With heavy smog dampening the festive atmosphere in northern China, the country’s environmental authorities are strengthening inspections and enforcement to fight air pollution violations.

As people celebrated the arrival of 2017, air pollution shrouded major cities in North China, where heavy smog affected outdoor activities and disrupted traffic.

The smog prompted 24 cities including Shijiazhuang and Baoding in Hebei province to issue red alerts and 21 cities such as Beijing and Tianjin to issue orange alerts. Heavy smog was expected to remain until Thursday, when cold winds were expected, according to the National Meteorological Center of the China Meteorological Administration.

China has a four-tier warning system for severe pollution. Red is the most serious, followed by orange, yellow and blue.

A red alert means heaviest pollution for three consecutive days or longer, which triggers a series of measures including school closures, factory shutdowns and limited use of vehicles.

The inspection against pollution on the national level has proved to be an effective deterrence for misconduct by local governments and rule-violating enterprises.

Wang Canfa, professor of environmental law, China University of Political Science and Law

According to the Beijing Traffic Management Bureau, heavy smog had reduced visibility to around 50 meters on some expressways of the capital city. Sections of eight expressways had been closed by 9:30 am on Sunday.

At Zhengding International Airport in Shijiazhuang, 88 flights were canceled and 40 delayed by 4:30 pm on Sunday due to thick fog and light snow.

Lu Xi, who lives with her two sons and husband in Beijing, planned to drive back to her hometown of Tianjin, about 120 kilometers southeast of the capital, on Saturday evening. However, she was forced to postpone the trip and go instead by train on Sunday morning.

“We were stuck for almost four hours in a traffic jam just outside Beijing on the highway, while it normally takes just two hours to go back home in good weather conditions,” said Lu, a financial sector employee who has worked in Beijing for 10 years.

“We had to turn back from smaller roads and took the train today. My two sons, who are too young to be exposed to such pollution, suffered a lot going back and forth.”

With the aim of strengthening pollution-cutting measures, the Ministry of Environmental Protection, with support from local governments and law enforcement departments, sent seven inspection groups on Nov 24 to smog-affected regions, including Beijing, Shanghai and Hubei province, to monitor implementation.

Through public tips and random checks, the inspection groups, which finished their work on Friday, have held 2,682 local officials accountable for dereliction of duty in environmental protection and imposed total fines of 243 million yuan ($34.9 million), according to the ministry.

Some violations against environmental protection regulations were exposed during the inspection.
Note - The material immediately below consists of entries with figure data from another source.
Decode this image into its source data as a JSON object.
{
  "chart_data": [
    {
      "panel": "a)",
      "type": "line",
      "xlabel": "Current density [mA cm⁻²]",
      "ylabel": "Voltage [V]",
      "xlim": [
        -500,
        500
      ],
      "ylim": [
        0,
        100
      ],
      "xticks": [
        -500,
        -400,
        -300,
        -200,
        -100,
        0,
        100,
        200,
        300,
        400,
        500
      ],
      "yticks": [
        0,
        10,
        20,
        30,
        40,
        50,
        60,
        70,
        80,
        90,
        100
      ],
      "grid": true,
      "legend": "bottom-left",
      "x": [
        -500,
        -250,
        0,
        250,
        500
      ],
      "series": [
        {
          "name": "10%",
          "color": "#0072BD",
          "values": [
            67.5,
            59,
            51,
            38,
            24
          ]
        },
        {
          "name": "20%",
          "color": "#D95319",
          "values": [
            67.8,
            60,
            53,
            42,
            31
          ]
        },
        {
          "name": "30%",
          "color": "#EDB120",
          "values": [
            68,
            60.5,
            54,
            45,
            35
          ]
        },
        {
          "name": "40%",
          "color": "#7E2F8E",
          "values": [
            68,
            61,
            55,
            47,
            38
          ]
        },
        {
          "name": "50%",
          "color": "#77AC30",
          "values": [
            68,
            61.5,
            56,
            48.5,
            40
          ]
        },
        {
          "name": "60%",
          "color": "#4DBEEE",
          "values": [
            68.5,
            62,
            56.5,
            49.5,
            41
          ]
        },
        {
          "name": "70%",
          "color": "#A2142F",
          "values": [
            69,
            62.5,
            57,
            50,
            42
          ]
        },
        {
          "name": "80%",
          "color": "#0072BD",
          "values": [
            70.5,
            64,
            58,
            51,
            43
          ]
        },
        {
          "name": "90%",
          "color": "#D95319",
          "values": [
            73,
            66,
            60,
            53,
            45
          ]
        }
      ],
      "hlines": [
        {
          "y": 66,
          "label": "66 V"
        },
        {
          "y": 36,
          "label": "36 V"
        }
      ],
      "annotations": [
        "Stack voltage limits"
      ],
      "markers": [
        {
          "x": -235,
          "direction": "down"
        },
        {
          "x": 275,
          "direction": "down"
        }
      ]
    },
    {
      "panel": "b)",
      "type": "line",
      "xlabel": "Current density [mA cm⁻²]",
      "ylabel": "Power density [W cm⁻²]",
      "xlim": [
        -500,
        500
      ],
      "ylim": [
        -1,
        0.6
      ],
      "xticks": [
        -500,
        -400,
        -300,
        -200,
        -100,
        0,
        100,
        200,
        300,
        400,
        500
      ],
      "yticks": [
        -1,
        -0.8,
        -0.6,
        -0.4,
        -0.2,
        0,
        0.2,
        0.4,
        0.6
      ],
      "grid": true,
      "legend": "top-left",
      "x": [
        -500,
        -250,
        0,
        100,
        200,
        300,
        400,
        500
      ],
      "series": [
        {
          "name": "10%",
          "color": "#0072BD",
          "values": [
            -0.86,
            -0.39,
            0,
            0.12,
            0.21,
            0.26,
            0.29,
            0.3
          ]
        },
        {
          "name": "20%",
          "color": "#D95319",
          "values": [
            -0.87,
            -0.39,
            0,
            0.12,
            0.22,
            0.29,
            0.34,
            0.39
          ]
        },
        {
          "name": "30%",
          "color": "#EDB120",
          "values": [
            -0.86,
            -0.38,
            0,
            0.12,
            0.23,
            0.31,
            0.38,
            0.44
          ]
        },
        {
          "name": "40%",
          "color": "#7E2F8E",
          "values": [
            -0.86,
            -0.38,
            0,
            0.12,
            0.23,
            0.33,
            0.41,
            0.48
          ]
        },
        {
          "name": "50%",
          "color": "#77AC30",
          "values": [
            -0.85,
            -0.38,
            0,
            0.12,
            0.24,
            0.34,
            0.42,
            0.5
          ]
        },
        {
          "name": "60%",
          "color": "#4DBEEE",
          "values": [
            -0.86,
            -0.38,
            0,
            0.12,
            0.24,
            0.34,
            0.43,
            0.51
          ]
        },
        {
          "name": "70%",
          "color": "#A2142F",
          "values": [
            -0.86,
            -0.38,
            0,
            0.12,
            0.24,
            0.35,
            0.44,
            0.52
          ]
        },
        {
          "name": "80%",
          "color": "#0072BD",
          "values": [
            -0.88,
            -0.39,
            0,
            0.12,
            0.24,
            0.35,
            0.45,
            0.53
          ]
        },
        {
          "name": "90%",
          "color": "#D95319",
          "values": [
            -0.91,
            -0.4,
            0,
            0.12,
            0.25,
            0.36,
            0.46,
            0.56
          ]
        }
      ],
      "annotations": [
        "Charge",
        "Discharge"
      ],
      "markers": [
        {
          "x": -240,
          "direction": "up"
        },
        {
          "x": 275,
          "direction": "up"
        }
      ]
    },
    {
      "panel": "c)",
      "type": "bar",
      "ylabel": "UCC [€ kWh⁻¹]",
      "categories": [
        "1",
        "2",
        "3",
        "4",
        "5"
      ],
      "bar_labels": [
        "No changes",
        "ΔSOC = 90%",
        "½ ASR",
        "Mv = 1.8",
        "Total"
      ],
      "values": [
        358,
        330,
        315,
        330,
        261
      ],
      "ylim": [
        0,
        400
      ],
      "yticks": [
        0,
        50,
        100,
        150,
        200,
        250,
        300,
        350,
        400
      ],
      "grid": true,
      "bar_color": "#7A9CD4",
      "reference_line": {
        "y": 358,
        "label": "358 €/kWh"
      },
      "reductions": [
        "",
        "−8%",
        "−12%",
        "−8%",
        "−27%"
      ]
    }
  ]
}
For example, some iron and steel makers operating in Hebei province surrounding Beijing were found to be discharging pollutants despite suspension of production ordered during the smog-alert period. They were expected to face heavy penalties, the ministry said during the inspection period.

Wang Canfa, a professor of environmental law at China University of Political Science and Law, was quoted by Xinhua News Agency as saying, “The inspection against pollution on the national level has proved to be an effective deterrence for misconduct by local governments and rule-violating enterprises.”

Wang said he expected that the government “will continue to implement such tough measures and highlight the weight of environmental protection efforts in the evaluation of local governmental officials”.